With my next dog, I plan to completely shape the take and hold. I didn't with Quiz and I now think if I had, I would have been less likely to end up with a mouthing problem that took FOREVER to fix and never really went completely away.

I did start with placing the dumbbell in his mouth, gently holding it closed, giving LOTS of calm praise, petting, etc. for a few seconds, clicking while holding (which prompted him to let go b/c he knew click = treat) and then feeding. 

As this got better and he held for longer, I eventually (way, way later) started making him wait for my "give" cue and not spit out the DB on the click. So it became take > hold > click > (tiny second pause) > give > (release) > treat.

Separate from that, we played a lot of dumbbell games to make the take it part fun. That, combined with the placing in his mouth turned into taking on his own. The games made for the quick pick up.

We never ear-pinched for the take it.

ANYWAY -- I think from what you described, the biggest thing you need to be careful of is clicking for a release when teaching the hold.


----------



## FlyingQuizini (Oct 24, 2006)

Sunrise said:


> Personally I would wait. I'll be interested in other people's opinions on this.
> 
> He will want to chew things a lot in the next few months, and if he gets the idea chewing a dumbbell is rewarding, it might be a hard habit to break -
> 
> ...


Comments above, in caps.


----------



## Loisiana (Jul 29, 2009)

Here is how all 4 of my dogs learned to take the dumbbell:

Hold the dumbbell between you and the dog. Put a yummy treat up against the dowel of the dumbbell, on the side closest to you (make sure the dog knows it's there). Let the dog try to get the treat (he will probably nose at it, paw at it, etc). Make sure you hold tight to the treat! As soon as the dog tries putting his mouth around the bar in an attempt to get the treat, use your finger to push the treat into the dog's mouth. The dog will very quickly learn that the only way to get the treat on the other side of the bar is to put the bar in his mouth.

Once the dog will do this reliably, hold the treat slightly away from the bar (like an inch away at first). At first the dog might try some new ways to get the treat since this is a new picture, but eventually should go back to what was successful for him before - bar in mouth. Slowly increase the distance the treat is away from the dumbbell. This also helps to create the "hold." The farther away the treat is, the longer it will take to deliver the treat, and if the dog lets go early he doesn't get the treat.

The whole time the dumbbell has been in your hand in front of the dog. Once you have moved the treat away so far that it is no longer visible, begin moving the dumbbell to the floor. A few inches at a time until it is on the floor.

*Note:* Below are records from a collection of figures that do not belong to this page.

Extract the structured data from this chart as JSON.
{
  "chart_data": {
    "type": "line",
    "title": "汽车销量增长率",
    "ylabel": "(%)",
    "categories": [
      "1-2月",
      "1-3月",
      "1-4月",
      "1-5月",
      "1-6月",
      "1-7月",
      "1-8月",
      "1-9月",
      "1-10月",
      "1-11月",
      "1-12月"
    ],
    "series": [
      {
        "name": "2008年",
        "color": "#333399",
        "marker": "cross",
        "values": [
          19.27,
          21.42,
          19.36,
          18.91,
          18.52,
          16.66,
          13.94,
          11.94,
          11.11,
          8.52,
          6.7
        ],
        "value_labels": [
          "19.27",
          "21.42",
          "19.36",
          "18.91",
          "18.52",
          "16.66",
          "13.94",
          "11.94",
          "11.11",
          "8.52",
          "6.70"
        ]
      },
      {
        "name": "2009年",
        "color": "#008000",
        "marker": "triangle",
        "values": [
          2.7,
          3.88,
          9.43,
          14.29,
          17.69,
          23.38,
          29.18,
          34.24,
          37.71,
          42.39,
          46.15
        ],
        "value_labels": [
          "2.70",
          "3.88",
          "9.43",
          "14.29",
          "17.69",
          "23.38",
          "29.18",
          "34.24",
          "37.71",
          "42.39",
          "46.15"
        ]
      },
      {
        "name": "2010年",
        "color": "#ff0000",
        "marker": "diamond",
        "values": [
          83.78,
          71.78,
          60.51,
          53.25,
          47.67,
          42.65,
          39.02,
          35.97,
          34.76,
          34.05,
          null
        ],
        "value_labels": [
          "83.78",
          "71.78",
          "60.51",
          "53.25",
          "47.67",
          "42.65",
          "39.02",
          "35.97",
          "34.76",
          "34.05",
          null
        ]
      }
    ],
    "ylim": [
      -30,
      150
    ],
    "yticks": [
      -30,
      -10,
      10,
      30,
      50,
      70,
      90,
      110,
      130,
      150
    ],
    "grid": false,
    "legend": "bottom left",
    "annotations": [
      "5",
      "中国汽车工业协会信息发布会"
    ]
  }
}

Once my dogs are successfully retrieving I do teach them a forced retrieve.


----------



## GoldenSail (Dec 30, 2008)

Well, I must be lucky I opened up our box from J&J with the dumbbell in it and the first thing Scout does is grab it, lol. Same with articles, she took to them and metal like it was no big deal....(I confess to FF later on because of field work--something I never thought I could do, but now really appreciate)

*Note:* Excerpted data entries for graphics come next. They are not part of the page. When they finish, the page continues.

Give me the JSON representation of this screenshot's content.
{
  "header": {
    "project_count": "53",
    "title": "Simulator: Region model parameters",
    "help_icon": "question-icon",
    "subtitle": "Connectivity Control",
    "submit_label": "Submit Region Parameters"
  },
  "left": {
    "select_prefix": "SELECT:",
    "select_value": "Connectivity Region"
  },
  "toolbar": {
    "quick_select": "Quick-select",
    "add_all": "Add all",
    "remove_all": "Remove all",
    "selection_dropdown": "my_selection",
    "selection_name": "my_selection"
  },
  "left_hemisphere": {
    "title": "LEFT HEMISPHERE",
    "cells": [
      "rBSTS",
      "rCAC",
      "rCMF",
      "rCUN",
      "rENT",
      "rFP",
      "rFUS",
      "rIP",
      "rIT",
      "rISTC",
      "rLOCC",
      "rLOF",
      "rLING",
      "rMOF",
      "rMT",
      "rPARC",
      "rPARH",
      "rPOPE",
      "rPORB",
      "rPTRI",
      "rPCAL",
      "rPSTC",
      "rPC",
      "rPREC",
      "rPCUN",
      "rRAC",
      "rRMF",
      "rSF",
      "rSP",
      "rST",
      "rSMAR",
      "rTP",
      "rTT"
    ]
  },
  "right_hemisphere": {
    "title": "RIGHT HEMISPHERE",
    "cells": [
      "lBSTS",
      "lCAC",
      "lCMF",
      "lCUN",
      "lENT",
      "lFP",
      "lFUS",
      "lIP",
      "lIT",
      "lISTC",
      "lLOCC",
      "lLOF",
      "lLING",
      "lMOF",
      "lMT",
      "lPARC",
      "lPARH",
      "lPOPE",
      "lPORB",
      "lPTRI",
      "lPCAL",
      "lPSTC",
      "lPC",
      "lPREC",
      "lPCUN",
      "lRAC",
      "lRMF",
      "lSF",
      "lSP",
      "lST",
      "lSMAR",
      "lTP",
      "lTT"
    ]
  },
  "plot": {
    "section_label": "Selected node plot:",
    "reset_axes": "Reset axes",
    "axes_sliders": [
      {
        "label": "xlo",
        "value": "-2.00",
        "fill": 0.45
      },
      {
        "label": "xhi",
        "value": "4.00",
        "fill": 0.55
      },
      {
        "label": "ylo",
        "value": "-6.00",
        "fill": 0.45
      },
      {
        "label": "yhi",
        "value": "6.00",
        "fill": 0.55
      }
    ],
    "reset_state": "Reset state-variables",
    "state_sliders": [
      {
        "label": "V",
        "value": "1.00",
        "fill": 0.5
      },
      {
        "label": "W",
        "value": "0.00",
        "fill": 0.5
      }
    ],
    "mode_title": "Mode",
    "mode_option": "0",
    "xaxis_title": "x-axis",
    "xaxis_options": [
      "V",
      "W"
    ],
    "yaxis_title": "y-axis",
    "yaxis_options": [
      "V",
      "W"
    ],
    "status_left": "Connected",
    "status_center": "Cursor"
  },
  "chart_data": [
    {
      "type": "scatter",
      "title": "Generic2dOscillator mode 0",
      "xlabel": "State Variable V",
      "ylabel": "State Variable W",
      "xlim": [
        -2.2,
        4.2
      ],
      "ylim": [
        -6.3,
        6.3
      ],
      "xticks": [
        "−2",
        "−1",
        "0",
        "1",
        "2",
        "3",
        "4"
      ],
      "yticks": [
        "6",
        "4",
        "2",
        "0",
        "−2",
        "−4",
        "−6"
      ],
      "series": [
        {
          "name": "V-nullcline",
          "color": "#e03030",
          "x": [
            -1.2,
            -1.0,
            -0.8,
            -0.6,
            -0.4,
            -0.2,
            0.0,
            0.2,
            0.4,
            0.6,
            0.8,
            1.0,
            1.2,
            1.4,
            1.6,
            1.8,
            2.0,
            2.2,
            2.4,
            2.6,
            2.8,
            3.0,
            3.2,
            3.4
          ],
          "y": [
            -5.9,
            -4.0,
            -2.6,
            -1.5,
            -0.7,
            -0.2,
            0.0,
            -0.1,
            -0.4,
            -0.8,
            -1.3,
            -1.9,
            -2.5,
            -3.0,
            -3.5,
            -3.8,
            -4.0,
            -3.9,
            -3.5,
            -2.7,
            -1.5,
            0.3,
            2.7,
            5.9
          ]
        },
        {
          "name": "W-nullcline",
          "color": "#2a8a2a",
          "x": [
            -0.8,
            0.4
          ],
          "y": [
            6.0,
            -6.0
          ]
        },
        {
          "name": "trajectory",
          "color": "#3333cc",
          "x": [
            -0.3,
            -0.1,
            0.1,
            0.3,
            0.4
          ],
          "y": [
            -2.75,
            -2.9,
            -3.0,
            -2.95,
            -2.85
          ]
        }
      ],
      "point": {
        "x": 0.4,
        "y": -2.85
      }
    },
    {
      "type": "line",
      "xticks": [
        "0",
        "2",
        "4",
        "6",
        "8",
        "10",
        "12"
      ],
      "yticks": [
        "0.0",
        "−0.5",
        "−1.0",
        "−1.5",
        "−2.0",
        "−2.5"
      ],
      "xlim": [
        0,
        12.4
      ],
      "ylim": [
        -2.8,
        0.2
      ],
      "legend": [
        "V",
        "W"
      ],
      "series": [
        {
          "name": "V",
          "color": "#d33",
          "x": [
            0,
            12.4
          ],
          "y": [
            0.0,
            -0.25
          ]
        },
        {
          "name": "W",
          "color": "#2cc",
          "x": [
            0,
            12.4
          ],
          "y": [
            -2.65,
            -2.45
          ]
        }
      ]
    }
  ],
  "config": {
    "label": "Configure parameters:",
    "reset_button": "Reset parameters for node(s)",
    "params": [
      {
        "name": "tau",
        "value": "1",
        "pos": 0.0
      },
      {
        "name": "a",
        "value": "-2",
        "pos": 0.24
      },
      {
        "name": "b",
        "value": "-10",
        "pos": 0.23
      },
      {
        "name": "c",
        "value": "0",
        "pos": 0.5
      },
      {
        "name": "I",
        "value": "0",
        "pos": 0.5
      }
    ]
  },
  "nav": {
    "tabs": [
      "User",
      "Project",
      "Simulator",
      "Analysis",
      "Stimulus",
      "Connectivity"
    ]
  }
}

I have seen my instructor tie a fuzzy toy around hers to make it more fun and enjoyable to grab for her puppy. Rather than formalize it at his age (whether you FF or click) I would focus on just making it fun and take the click and food out of the picture. Tease him with it, if he doesn't pick it up grab it away quickly like it is something that is really great. You can take it out and play with it in front of him, and then hide it away. So, he sees you making his big deal about something he can't have. Be creative and find what he likes.


----------



## Bender (Dec 30, 2008)

At that age I would just work on retrieve games, like going to get a toy and bringing it back in different situations and with different challenges, like up the stairs and back, into another room and back, and so on, building on the idea of anywhere and everywhere we can retrieve, over grass, gravel, sidewalks, dirt, water..... 

I also do things like have them sit and wait (or be held or leashed) while I place the item for them to go find, so they learn to look and hunt for it, or play heeling type games and drop an item and send them back to find it and so on.

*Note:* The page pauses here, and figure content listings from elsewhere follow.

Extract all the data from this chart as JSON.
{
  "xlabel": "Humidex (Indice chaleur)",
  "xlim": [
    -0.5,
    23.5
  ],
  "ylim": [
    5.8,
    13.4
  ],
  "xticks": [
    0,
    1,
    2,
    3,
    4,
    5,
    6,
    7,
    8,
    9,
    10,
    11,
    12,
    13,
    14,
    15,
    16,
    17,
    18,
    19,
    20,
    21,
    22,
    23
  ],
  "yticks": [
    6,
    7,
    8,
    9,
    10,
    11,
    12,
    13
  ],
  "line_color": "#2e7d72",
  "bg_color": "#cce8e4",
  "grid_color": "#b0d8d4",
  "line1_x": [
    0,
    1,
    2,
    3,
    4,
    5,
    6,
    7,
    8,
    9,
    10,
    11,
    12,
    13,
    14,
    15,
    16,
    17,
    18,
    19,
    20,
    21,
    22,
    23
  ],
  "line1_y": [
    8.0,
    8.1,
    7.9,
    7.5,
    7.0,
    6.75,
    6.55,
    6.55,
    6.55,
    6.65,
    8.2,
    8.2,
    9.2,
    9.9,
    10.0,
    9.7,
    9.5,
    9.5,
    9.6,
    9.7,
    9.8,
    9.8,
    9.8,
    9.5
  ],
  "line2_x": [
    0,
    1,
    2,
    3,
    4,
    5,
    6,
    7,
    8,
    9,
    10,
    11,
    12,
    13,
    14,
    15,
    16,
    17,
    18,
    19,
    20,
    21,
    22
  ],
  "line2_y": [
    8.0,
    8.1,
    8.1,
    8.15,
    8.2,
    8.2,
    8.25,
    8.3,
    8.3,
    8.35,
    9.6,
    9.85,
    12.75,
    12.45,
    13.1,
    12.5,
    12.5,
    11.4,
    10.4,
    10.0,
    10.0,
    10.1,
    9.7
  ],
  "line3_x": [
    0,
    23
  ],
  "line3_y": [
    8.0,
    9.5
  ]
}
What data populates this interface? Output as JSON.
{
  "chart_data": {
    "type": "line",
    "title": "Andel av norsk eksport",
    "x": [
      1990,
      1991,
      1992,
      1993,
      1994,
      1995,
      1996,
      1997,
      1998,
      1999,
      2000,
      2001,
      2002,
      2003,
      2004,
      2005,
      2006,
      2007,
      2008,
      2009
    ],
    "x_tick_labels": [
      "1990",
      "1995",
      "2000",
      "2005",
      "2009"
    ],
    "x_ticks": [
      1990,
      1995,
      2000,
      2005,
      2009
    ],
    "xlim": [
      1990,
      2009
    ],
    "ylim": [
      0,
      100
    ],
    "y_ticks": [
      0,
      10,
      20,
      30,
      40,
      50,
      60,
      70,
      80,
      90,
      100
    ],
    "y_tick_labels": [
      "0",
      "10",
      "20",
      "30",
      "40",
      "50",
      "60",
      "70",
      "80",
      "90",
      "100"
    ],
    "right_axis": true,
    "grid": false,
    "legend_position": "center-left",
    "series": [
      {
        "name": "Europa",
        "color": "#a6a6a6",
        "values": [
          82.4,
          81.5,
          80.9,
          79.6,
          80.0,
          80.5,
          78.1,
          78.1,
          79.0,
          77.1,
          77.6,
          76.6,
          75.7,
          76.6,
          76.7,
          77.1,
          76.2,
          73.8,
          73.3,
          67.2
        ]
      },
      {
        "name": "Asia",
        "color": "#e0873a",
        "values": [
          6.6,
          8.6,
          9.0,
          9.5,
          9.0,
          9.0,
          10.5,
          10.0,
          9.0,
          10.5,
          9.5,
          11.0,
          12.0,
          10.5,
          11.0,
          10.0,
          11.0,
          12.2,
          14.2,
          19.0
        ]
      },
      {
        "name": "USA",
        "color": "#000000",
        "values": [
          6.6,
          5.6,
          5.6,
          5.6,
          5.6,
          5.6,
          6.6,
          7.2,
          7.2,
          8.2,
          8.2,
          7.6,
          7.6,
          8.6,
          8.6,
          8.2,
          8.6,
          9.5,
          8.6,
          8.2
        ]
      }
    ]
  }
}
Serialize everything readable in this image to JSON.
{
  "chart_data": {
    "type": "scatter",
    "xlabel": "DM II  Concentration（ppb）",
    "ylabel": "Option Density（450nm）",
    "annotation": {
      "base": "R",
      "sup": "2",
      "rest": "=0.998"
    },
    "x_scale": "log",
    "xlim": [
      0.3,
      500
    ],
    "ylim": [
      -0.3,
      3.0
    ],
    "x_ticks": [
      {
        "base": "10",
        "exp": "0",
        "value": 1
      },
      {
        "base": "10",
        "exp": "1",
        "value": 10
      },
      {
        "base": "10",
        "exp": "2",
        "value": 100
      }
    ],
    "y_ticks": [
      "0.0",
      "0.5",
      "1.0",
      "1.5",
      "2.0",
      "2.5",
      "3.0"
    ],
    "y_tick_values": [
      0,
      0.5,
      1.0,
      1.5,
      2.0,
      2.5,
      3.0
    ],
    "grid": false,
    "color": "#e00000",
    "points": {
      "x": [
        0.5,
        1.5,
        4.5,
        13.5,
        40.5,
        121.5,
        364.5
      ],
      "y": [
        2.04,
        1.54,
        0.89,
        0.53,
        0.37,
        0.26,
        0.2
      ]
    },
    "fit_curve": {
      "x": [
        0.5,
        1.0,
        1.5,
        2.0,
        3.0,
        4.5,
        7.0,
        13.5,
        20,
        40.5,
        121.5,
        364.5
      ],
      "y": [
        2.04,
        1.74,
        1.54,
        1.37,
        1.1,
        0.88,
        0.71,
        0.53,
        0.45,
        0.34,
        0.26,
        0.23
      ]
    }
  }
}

The formal dumbell work would be for when they are a bit older and have tons of retrieve drive, for me anyway. Also retrieiving different items and toys, whatever they'll attempt. Stuffies with a chain collar wrapped around (for the metal 'taste'), wood, leather, rubber, plastic, you get the idea. 

I think I'd be tempted (after retraining a 'get it by the ends and carry it like a dork' dog to do it right) to use a dowel for the first part of training and then add in a regular dumbell once they've got that down. 

Lana


----------



## CarolinaCasey (Jun 1, 2007)

I'm happy to report that Gibbs is picking up and actively retrieving the dumbbell. I act like the dumbbell is the most fun and hilarious toy ever. At that point, he really, really wants it. I get him revved up and then throw it. He ran right after it and picked it up. I thought he was afraid of it. Maybe I hadn't made it exciting enough. We only did this a few times and then put it away before he began to mouth/chew it.

I think I will continue to make it fun like this for a while. Once we're ready to move on, I will begin to use some of the other methods that you mentioned to have Gibbs keep the dumbbell in his mouth and to continue to hold until asked to release.

Thanks again!


----------



## hotel4dogs (Sep 29, 2008)

great news! Glad to hear of his progress! All you had to do was use his natural instincts to your own advantage


----------



## Mighty Casey and Samson's Mom (Jul 16, 2008)

I avoid letting them play with a dumbell, as this is a no go later on. I encourage Samson to retrieve anything else though. He loves dowels, sticks, balls etc.
I reward an immediate retrieve BIG TIME at this stage. I trained Casey with just a clicker for the retrieve and he is absolutely as reliable as any dog I know trained with the forced retrieve. He just loves to fetch, and I am trying to develop this in Sam too, which has been easy so far.


----------